Meta Introduces Self-Taught Evaluator in AI Models
Meta has unveiled new AI models, including a Self-Taught Evaluator that reduces human involvement in AI development.
AT A GLANCE
New AI Models Released: Meta Platforms Inc. unveiled new AI models, including the Self-Taught Evaluator (STE) designed to reduce human involvement in AI development.
Self-Taught Evaluator's Design: The STE utilizes a "chain of thought" approach, improving accuracy in complex problem-solving areas such as science and coding.
AI-Generated Training Data: The STE was trained exclusively on AI-generated data, minimizing human input during the training phase.
Vision for Autonomous Learning: Researchers suggest the STE could lead to autonomous agents capable of self-correction and learning from their mistakes.
New AI Models Released
Meta Platforms Inc. announced the release of new artificial intelligence models from its research division on Friday, including a "Self-Taught Evaluator" (STE) designed to minimize human involvement in the AI development process. This development follows the introduction of the tool in an August paper, which explained how the STE utilizes a "chain of thought" technique similar to the one used by OpenAI's recent models to enhance the reliability of AI evaluations.
Training Without Human Input
The "chain of thought" method involves breaking down complex problems into smaller, logical steps, which has shown to improve accuracy in challenging areas such as science, coding, and mathematics.
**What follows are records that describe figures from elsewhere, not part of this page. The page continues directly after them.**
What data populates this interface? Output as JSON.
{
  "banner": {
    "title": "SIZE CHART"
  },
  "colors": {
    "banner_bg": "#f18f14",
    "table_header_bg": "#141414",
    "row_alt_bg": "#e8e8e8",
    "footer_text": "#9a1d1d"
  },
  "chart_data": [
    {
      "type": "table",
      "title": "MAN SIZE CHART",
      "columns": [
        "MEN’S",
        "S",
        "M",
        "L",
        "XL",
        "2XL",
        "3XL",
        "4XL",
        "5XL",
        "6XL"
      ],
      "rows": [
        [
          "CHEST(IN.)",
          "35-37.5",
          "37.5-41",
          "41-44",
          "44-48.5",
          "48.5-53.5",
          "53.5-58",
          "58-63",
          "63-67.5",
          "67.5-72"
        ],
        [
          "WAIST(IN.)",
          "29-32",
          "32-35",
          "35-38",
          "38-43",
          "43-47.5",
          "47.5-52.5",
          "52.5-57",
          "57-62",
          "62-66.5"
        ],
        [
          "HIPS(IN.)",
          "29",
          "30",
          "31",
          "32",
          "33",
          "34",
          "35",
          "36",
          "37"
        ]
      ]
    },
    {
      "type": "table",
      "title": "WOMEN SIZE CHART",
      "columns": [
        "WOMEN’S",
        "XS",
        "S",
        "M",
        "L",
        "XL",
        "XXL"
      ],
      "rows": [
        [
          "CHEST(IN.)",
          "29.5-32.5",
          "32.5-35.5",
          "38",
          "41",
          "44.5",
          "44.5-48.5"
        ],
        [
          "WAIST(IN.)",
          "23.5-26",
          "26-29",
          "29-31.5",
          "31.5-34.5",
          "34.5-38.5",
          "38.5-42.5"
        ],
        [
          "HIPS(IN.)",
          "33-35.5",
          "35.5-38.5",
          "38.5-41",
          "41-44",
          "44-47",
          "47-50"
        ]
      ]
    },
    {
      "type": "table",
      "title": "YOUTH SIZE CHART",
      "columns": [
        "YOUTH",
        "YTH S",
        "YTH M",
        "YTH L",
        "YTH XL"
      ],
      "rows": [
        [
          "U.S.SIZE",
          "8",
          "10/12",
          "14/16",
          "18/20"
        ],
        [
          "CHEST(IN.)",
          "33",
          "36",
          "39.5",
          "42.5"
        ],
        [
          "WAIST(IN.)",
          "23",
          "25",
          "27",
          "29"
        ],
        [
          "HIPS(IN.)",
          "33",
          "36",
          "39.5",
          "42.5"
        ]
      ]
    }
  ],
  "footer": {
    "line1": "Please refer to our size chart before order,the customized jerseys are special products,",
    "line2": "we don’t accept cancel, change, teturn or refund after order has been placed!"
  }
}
Notably, the STE was trained using entirely AI-generated data, eliminating human input during this phase.
Autonomous Learning Capabilities
The researchers behind the STE indicated that the ability for AI to evaluate other AI reliably could lead to the creation of autonomous agents capable of learning from their own errors. This vision aligns with the industry's growing interest in developing intelligent digital assistants that can perform a wide range of tasks without direct human oversight.
Streamlining AI Development
Traditionally, AI development has relied heavily on Reinforcement Learning from Human Feedback (RLHF), a method that requires skilled human annotators to label data accurately and validate answers to complex queries. In contrast, Meta's approach with the STE aims to streamline this process by removing human intervention, which could prove more efficient and cost-effective.
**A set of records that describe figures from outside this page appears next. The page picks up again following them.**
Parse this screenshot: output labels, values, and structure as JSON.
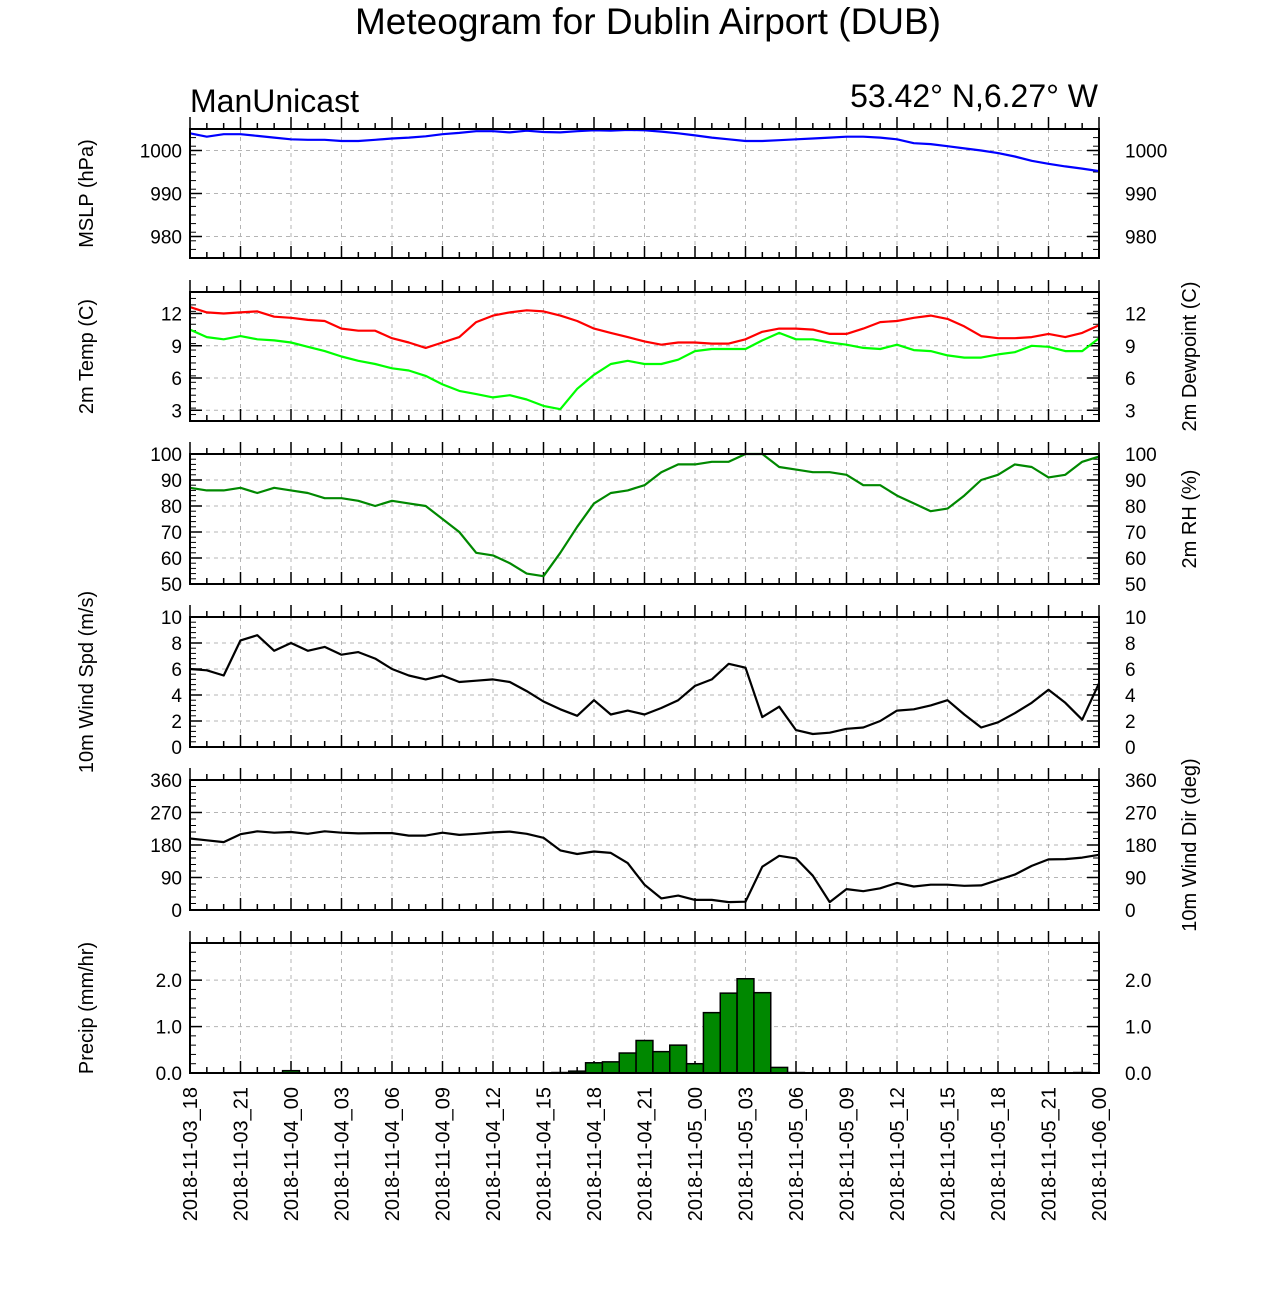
{
  "header": {
    "title": "Meteogram for Dublin Airport (DUB)",
    "model": "ManUnicast",
    "location": "53.42° N,6.27° W"
  },
  "time_axis": {
    "labels": [
      "2018-11-03_18",
      "2018-11-03_21",
      "2018-11-04_00",
      "2018-11-04_03",
      "2018-11-04_06",
      "2018-11-04_09",
      "2018-11-04_12",
      "2018-11-04_15",
      "2018-11-04_18",
      "2018-11-04_21",
      "2018-11-05_00",
      "2018-11-05_03",
      "2018-11-05_06",
      "2018-11-05_09",
      "2018-11-05_12",
      "2018-11-05_15",
      "2018-11-05_18",
      "2018-11-05_21",
      "2018-11-06_00"
    ],
    "start_hour": 0,
    "end_hour": 54,
    "label_every_hours": 3
  },
  "colors": {
    "mslp": "#0000ff",
    "temp": "#ff0000",
    "dewpoint": "#00ff00",
    "rh": "#008800",
    "wind": "#000000",
    "precip_fill": "#008800",
    "grid": "#b4b4b4"
  },
  "chart_data": [
    {
      "type": "line",
      "name": "mslp",
      "ylabel": "MSLP (hPa)",
      "ylabel_right": "",
      "ylim": [
        975,
        1005
      ],
      "ticks": [
        980,
        990,
        1000
      ],
      "x": [
        0,
        1,
        2,
        3,
        4,
        5,
        6,
        7,
        8,
        9,
        10,
        11,
        12,
        13,
        14,
        15,
        16,
        17,
        18,
        19,
        20,
        21,
        22,
        23,
        24,
        25,
        26,
        27,
        28,
        29,
        30,
        31,
        32,
        33,
        34,
        35,
        36,
        37,
        38,
        39,
        40,
        41,
        42,
        43,
        44,
        45,
        46,
        47,
        48,
        49,
        50,
        51,
        52,
        53,
        54
      ],
      "series": [
        {
          "values": [
            1004,
            1003.2,
            1003.8,
            1003.8,
            1003.4,
            1003,
            1002.6,
            1002.5,
            1002.5,
            1002.2,
            1002.2,
            1002.5,
            1002.8,
            1003.0,
            1003.3,
            1003.8,
            1004.1,
            1004.5,
            1004.5,
            1004.2,
            1004.6,
            1004.3,
            1004.2,
            1004.5,
            1004.7,
            1004.6,
            1004.8,
            1004.7,
            1004.4,
            1004.0,
            1003.5,
            1003.0,
            1002.6,
            1002.2,
            1002.2,
            1002.4,
            1002.6,
            1002.8,
            1003.0,
            1003.2,
            1003.2,
            1003.0,
            1002.6,
            1001.7,
            1001.5,
            1001.0,
            1000.5,
            1000.0,
            999.4,
            998.6,
            997.6,
            996.9,
            996.3,
            995.8,
            995.2
          ]
        }
      ]
    },
    {
      "type": "line",
      "name": "temperature",
      "ylabel": "2m Temp (C)",
      "ylabel_right": "2m Dewpoint (C)",
      "ylim": [
        2,
        14
      ],
      "ticks": [
        3,
        6,
        9,
        12
      ],
      "x": [
        0,
        1,
        2,
        3,
        4,
        5,
        6,
        7,
        8,
        9,
        10,
        11,
        12,
        13,
        14,
        15,
        16,
        17,
        18,
        19,
        20,
        21,
        22,
        23,
        24,
        25,
        26,
        27,
        28,
        29,
        30,
        31,
        32,
        33,
        34,
        35,
        36,
        37,
        38,
        39,
        40,
        41,
        42,
        43,
        44,
        45,
        46,
        47,
        48,
        49,
        50,
        51,
        52,
        53,
        54
      ],
      "series": [
        {
          "name": "temp",
          "values": [
            12.6,
            12.1,
            12.0,
            12.1,
            12.2,
            11.7,
            11.6,
            11.4,
            11.3,
            10.6,
            10.4,
            10.4,
            9.7,
            9.3,
            8.8,
            9.3,
            9.8,
            11.2,
            11.8,
            12.1,
            12.3,
            12.2,
            11.8,
            11.3,
            10.6,
            10.2,
            9.8,
            9.4,
            9.1,
            9.3,
            9.3,
            9.2,
            9.2,
            9.6,
            10.3,
            10.6,
            10.6,
            10.5,
            10.1,
            10.1,
            10.6,
            11.2,
            11.3,
            11.6,
            11.8,
            11.5,
            10.8,
            9.9,
            9.7,
            9.7,
            9.8,
            10.1,
            9.8,
            10.2,
            10.9
          ]
        },
        {
          "name": "dewpoint",
          "values": [
            10.5,
            9.8,
            9.6,
            9.9,
            9.6,
            9.5,
            9.3,
            8.9,
            8.5,
            8.0,
            7.6,
            7.3,
            6.9,
            6.7,
            6.2,
            5.4,
            4.8,
            4.5,
            4.2,
            4.4,
            4.0,
            3.4,
            3.1,
            5.0,
            6.3,
            7.3,
            7.6,
            7.3,
            7.3,
            7.7,
            8.5,
            8.7,
            8.7,
            8.7,
            9.5,
            10.2,
            9.6,
            9.6,
            9.3,
            9.1,
            8.8,
            8.7,
            9.1,
            8.6,
            8.5,
            8.1,
            7.9,
            7.9,
            8.2,
            8.4,
            9.0,
            8.9,
            8.5,
            8.5,
            9.7
          ]
        }
      ]
    },
    {
      "type": "line",
      "name": "relative_humidity",
      "ylabel": "",
      "ylabel_right": "2m RH (%)",
      "ylim": [
        50,
        100
      ],
      "ticks": [
        50,
        60,
        70,
        80,
        90,
        100
      ],
      "x": [
        0,
        1,
        2,
        3,
        4,
        5,
        6,
        7,
        8,
        9,
        10,
        11,
        12,
        13,
        14,
        15,
        16,
        17,
        18,
        19,
        20,
        21,
        22,
        23,
        24,
        25,
        26,
        27,
        28,
        29,
        30,
        31,
        32,
        33,
        34,
        35,
        36,
        37,
        38,
        39,
        40,
        41,
        42,
        43,
        44,
        45,
        46,
        47,
        48,
        49,
        50,
        51,
        52,
        53,
        54
      ],
      "series": [
        {
          "values": [
            87,
            86,
            86,
            87,
            85,
            87,
            86,
            85,
            83,
            83,
            82,
            80,
            82,
            81,
            80,
            75,
            70,
            62,
            61,
            58,
            54,
            53,
            62,
            72,
            81,
            85,
            86,
            88,
            93,
            96,
            96,
            97,
            97,
            100,
            100,
            95,
            94,
            93,
            93,
            92,
            88,
            88,
            84,
            81,
            78,
            79,
            84,
            90,
            92,
            96,
            95,
            91,
            92,
            97,
            99
          ]
        }
      ]
    },
    {
      "type": "line",
      "name": "wind_speed",
      "ylabel": "10m Wind Spd (m/s)",
      "ylabel_right": "",
      "ylim": [
        0,
        10
      ],
      "ticks": [
        0,
        2,
        4,
        6,
        8,
        10
      ],
      "x": [
        0,
        1,
        2,
        3,
        4,
        5,
        6,
        7,
        8,
        9,
        10,
        11,
        12,
        13,
        14,
        15,
        16,
        17,
        18,
        19,
        20,
        21,
        22,
        23,
        24,
        25,
        26,
        27,
        28,
        29,
        30,
        31,
        32,
        33,
        34,
        35,
        36,
        37,
        38,
        39,
        40,
        41,
        42,
        43,
        44,
        45,
        46,
        47,
        48,
        49,
        50,
        51,
        52,
        53,
        54
      ],
      "series": [
        {
          "values": [
            6.0,
            5.9,
            5.5,
            8.2,
            8.6,
            7.4,
            8.0,
            7.4,
            7.7,
            7.1,
            7.3,
            6.8,
            6.0,
            5.5,
            5.2,
            5.5,
            5.0,
            5.1,
            5.2,
            5.0,
            4.3,
            3.5,
            2.9,
            2.4,
            3.6,
            2.5,
            2.8,
            2.5,
            3.0,
            3.6,
            4.7,
            5.2,
            6.4,
            6.1,
            2.3,
            3.1,
            1.3,
            1.0,
            1.1,
            1.4,
            1.5,
            2.0,
            2.8,
            2.9,
            3.2,
            3.6,
            2.5,
            1.5,
            1.9,
            2.6,
            3.4,
            4.4,
            3.4,
            2.1,
            4.9
          ]
        }
      ]
    },
    {
      "type": "line",
      "name": "wind_direction",
      "ylabel": "",
      "ylabel_right": "10m Wind Dir (deg)",
      "ylim": [
        0,
        360
      ],
      "ticks": [
        0,
        90,
        180,
        270,
        360
      ],
      "x": [
        0,
        1,
        2,
        3,
        4,
        5,
        6,
        7,
        8,
        9,
        10,
        11,
        12,
        13,
        14,
        15,
        16,
        17,
        18,
        19,
        20,
        21,
        22,
        23,
        24,
        25,
        26,
        27,
        28,
        29,
        30,
        31,
        32,
        33,
        34,
        35,
        36,
        37,
        38,
        39,
        40,
        41,
        42,
        43,
        44,
        45,
        46,
        47,
        48,
        49,
        50,
        51,
        52,
        53,
        54
      ],
      "series": [
        {
          "values": [
            198,
            193,
            188,
            210,
            218,
            214,
            216,
            211,
            218,
            214,
            212,
            213,
            213,
            206,
            206,
            214,
            208,
            211,
            215,
            217,
            211,
            200,
            165,
            155,
            162,
            158,
            130,
            70,
            32,
            40,
            28,
            28,
            22,
            23,
            120,
            150,
            143,
            95,
            22,
            58,
            52,
            60,
            75,
            65,
            70,
            70,
            67,
            68,
            83,
            98,
            122,
            140,
            141,
            145,
            153
          ]
        }
      ]
    },
    {
      "type": "bar",
      "name": "precipitation",
      "ylabel": "Precip (mm/hr)",
      "ylabel_right": "",
      "ylim": [
        0,
        2.8
      ],
      "ticks": [
        0.0,
        1.0,
        2.0
      ],
      "tick_labels": [
        "0.0",
        "1.0",
        "2.0"
      ],
      "x": [
        6,
        22,
        23,
        24,
        25,
        26,
        27,
        28,
        29,
        30,
        31,
        32,
        33,
        34,
        35,
        36,
        53
      ],
      "values": [
        0.05,
        0.01,
        0.04,
        0.22,
        0.24,
        0.43,
        0.7,
        0.46,
        0.6,
        0.2,
        1.3,
        1.72,
        2.03,
        1.73,
        0.12,
        0.01,
        0.01
      ]
    }
  ]
}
"We hope, as AI becomes more and more super-human, that it will get better and better at checking its work, so that it will actually be better than the average human," said Jason Weston, one of the project's researchers. He emphasized that the concept of being self-taught and capable of self-evaluation is essential for achieving a super-human level of AI.
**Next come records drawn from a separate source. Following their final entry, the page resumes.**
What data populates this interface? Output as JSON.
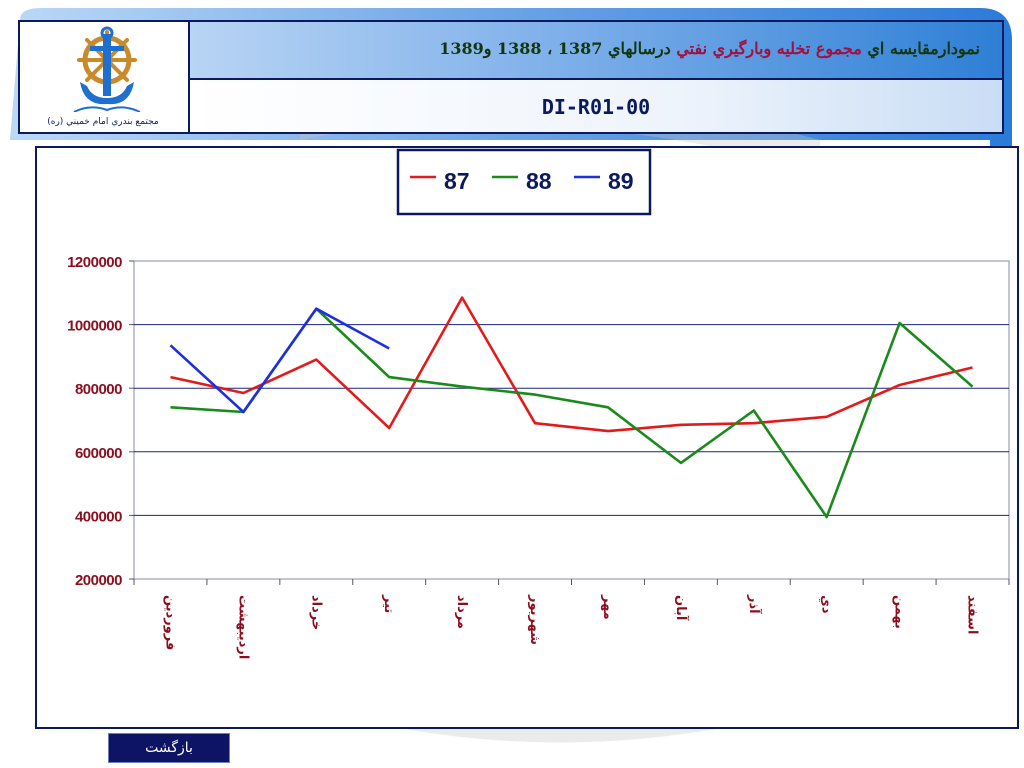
{
  "header": {
    "title_prefix": "نمودارمقايسه اي ",
    "title_accent": "مجموع تخليه وبارگيري نفتي",
    "title_suffix": " درسالهاي 1387 ، 1388 و1389",
    "doc_code": "DI-R01-00",
    "logo_caption": "مجتمع بندري امام خميني (ره)"
  },
  "footer": {
    "back_label": "بازگشت"
  },
  "colors": {
    "series_87": "#e31a1c",
    "series_88": "#1a8a1a",
    "series_89": "#1f2fe0",
    "axis_text": "#8b0f1f",
    "frame": "#0b1a5e"
  },
  "chart_data": {
    "type": "line",
    "title": "",
    "xlabel": "",
    "ylabel": "",
    "ylim": [
      200000,
      1200000
    ],
    "y_ticks": [
      "1200000",
      "1000000",
      "800000",
      "600000",
      "400000",
      "200000"
    ],
    "grid": true,
    "legend": "top-center",
    "categories": [
      "فروردين",
      "ارديبهشت",
      "خرداد",
      "تير",
      "مرداد",
      "شهريور",
      "مهر",
      "آبان",
      "آذر",
      "دي",
      "بهمن",
      "اسفند"
    ],
    "series": [
      {
        "name": "87",
        "color": "#e31a1c",
        "values": [
          835000,
          785000,
          890000,
          675000,
          1085000,
          690000,
          665000,
          685000,
          690000,
          710000,
          810000,
          865000
        ]
      },
      {
        "name": "88",
        "color": "#1a8a1a",
        "values": [
          740000,
          725000,
          1050000,
          835000,
          805000,
          780000,
          740000,
          565000,
          730000,
          395000,
          1005000,
          805000
        ]
      },
      {
        "name": "89",
        "color": "#1f2fe0",
        "values": [
          935000,
          725000,
          1050000,
          925000,
          null,
          null,
          null,
          null,
          null,
          null,
          null,
          null
        ]
      }
    ]
  }
}
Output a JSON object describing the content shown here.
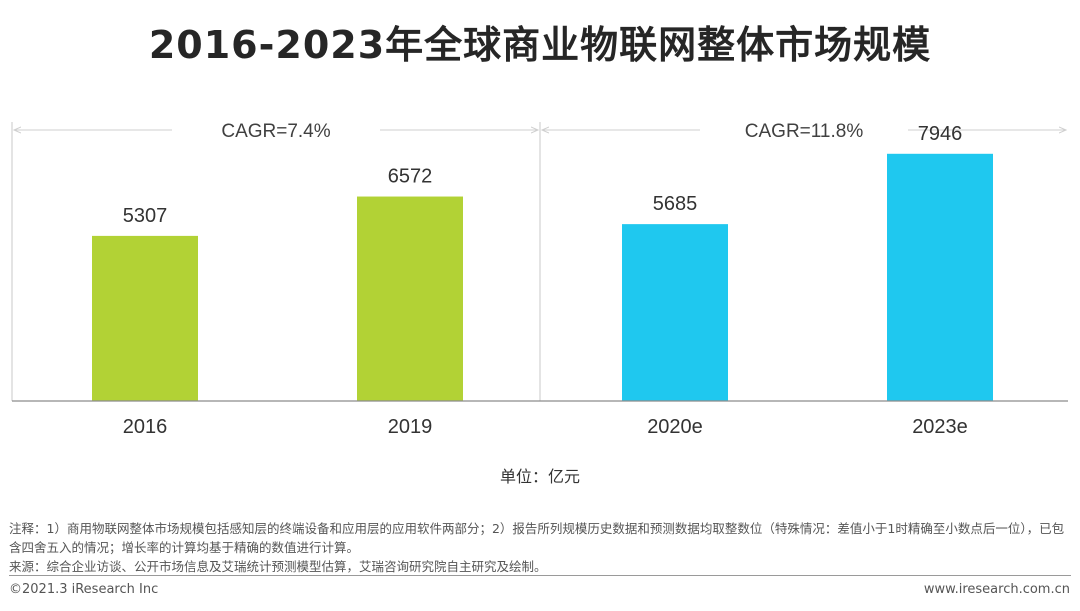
{
  "chart_data": {
    "type": "bar",
    "title": "2016-2023年全球商业物联网整体市场规模",
    "categories": [
      "2016",
      "2019",
      "2020e",
      "2023e"
    ],
    "values": [
      5307,
      6572,
      5685,
      7946
    ],
    "colors": [
      "#b2d235",
      "#b2d235",
      "#1fc8ef",
      "#1fc8ef"
    ],
    "ylim": [
      0,
      9000
    ],
    "grid": false,
    "unit_label": "单位：亿元",
    "cagr": [
      {
        "label": "CAGR=7.4%",
        "from": "2016",
        "to": "2019"
      },
      {
        "label": "CAGR=11.8%",
        "from": "2020e",
        "to": "2023e"
      }
    ]
  },
  "notes": {
    "line1": "注释：1）商用物联网整体市场规模包括感知层的终端设备和应用层的应用软件两部分；2）报告所列规模历史数据和预测数据均取整数位（特殊情况：差值小于1时精确至小数点后一位），已包含四舍五入的情况；增长率的计算均基于精确的数值进行计算。",
    "line2": "来源：综合企业访谈、公开市场信息及艾瑞统计预测模型估算，艾瑞咨询研究院自主研究及绘制。"
  },
  "footer": {
    "copyright": "©2021.3 iResearch Inc",
    "website": "www.iresearch.com.cn"
  }
}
Public Availability and Other Tools
Meta's research is not the only initiative exploring this concept; other companies, such as Google and Anthropic, have also investigated Reinforcement Learning from AI Feedback (RLAIF). However, unlike Meta, these firms have been less inclined to release their models for public use.
In addition to the Self-Taught Evaluator, Meta has updated its image-identification Segment Anything model and introduced datasets intended to facilitate the discovery of new inorganic materials. By making these models publicly available, Meta aims to foster further research into AI self-evaluation methods.